This is a simple Spark application to read in data and output to a query-able store. It runs on a single-node Docker image with Spark and stores data to the local file system only. This is useful for demo purposes only.
- sbt
- docker
- Execute the build.sh script at the root of this project. This script runs an sbt build and a subsequent docker build. It tags the image as sumosha/traffic_accidents:latest
docker run -it sumosha/traffic_accidents:latest
- This will launch a spark-shell session, where we can create tables, query, and aggegrate data directly in here. See below...
- Since we are running in a non-persistent Spark environment, the data needs to be preloaded as tables using the shell. Here's how:
val df1 = spark.read.parquet("/tmp/output/311_service_requests.parquet")
df1.createOrReplaceTempView("service_requests")
val df2 = spark.read.parquet("/tmp/output/traffic_accidents.parquet")
df2.createOrReplaceTempView("accidents")
- Now we can query using sql (spark SQL) against tables service_requests and accidents.

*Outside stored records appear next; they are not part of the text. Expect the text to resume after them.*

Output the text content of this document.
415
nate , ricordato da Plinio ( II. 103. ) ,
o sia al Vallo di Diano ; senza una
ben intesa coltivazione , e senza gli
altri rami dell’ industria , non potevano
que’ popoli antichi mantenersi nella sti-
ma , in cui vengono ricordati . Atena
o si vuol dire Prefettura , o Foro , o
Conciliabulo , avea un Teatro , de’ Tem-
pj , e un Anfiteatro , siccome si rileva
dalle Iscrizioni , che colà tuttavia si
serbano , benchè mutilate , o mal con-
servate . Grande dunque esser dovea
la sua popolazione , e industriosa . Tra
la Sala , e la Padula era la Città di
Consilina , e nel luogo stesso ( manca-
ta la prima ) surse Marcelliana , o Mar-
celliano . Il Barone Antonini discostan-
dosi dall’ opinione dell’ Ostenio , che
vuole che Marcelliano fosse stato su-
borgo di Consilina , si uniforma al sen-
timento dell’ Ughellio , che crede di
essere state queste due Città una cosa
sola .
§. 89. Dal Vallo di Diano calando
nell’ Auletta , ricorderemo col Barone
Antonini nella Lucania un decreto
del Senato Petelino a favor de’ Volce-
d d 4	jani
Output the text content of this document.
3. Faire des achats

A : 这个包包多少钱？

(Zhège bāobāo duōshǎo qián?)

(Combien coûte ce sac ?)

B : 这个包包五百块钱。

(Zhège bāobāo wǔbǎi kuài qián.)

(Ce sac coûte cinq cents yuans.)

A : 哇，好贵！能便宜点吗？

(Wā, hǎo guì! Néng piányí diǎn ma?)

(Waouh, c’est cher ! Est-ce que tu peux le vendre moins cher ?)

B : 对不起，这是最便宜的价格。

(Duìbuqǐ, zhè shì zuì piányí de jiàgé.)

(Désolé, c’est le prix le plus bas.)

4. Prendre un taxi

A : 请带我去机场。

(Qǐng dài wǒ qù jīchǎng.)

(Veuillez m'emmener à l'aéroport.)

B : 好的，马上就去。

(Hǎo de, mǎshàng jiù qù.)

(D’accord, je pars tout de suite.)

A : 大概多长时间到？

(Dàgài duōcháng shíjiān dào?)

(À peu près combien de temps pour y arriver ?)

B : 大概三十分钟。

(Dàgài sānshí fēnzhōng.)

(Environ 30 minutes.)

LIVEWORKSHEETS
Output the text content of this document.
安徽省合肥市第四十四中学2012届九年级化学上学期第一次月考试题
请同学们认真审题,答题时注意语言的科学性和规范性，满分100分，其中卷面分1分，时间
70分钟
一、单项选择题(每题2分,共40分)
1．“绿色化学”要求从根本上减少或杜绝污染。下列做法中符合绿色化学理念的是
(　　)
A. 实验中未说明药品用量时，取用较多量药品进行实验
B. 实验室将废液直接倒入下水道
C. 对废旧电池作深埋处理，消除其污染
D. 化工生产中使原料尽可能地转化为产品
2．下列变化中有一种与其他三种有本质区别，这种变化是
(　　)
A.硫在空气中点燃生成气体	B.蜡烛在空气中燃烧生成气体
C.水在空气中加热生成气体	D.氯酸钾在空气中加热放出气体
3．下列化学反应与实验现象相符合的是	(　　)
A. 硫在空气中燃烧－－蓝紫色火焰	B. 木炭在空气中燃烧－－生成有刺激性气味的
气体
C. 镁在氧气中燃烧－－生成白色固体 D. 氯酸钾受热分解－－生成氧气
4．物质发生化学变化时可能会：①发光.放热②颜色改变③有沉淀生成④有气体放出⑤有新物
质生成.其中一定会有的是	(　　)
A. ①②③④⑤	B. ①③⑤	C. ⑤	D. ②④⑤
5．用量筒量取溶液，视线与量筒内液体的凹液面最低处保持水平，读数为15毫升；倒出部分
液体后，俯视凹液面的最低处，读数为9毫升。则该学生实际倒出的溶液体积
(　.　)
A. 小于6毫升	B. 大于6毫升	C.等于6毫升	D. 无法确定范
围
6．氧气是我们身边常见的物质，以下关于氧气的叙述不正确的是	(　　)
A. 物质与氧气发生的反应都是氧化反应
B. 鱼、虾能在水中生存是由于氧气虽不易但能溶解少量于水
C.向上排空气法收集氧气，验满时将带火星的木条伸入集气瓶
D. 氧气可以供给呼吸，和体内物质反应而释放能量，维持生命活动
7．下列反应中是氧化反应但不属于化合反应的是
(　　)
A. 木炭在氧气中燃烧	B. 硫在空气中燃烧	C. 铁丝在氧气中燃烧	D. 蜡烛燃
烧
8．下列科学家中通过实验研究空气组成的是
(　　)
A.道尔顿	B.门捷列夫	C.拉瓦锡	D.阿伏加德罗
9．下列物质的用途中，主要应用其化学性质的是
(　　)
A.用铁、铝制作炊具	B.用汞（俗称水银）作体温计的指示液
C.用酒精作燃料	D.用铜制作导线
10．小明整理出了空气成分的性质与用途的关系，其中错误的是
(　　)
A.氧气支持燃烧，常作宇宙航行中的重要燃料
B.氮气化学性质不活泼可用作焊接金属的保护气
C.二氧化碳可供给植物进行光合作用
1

To verify this:
spark.sql("select * from service_requests").show()
spark.sql("select * from accidents").show()
- Spark SQL reference here -- it's just sql really
These can be located in the queries folder.
- For demonstration only, the docker image contains the output of the job run on the local disk. In the real world, I would output the data to an S3 or HDFS store somewhere.
- This can easily be changed to store to these systems using the URI pattern of s3a:// or hdfs://
- Parquet format selected because of its wide support and also its faster query-ability (write once, read forever).
- I would use Hive or AWS Athena to query the output. I would continue to use Spark for more complex analytical queries.
- In reality, this problem can be abstracted out to a more generic input --> output pattern, perhaps even with custom functions to perform specific or generic transformations. This toy app can be made more configurable for a wide variety of uses.
- This should run on a Spark cluster when dealing with larger amounts of data. How that is set up and launched depends on the existing infrastructure being used.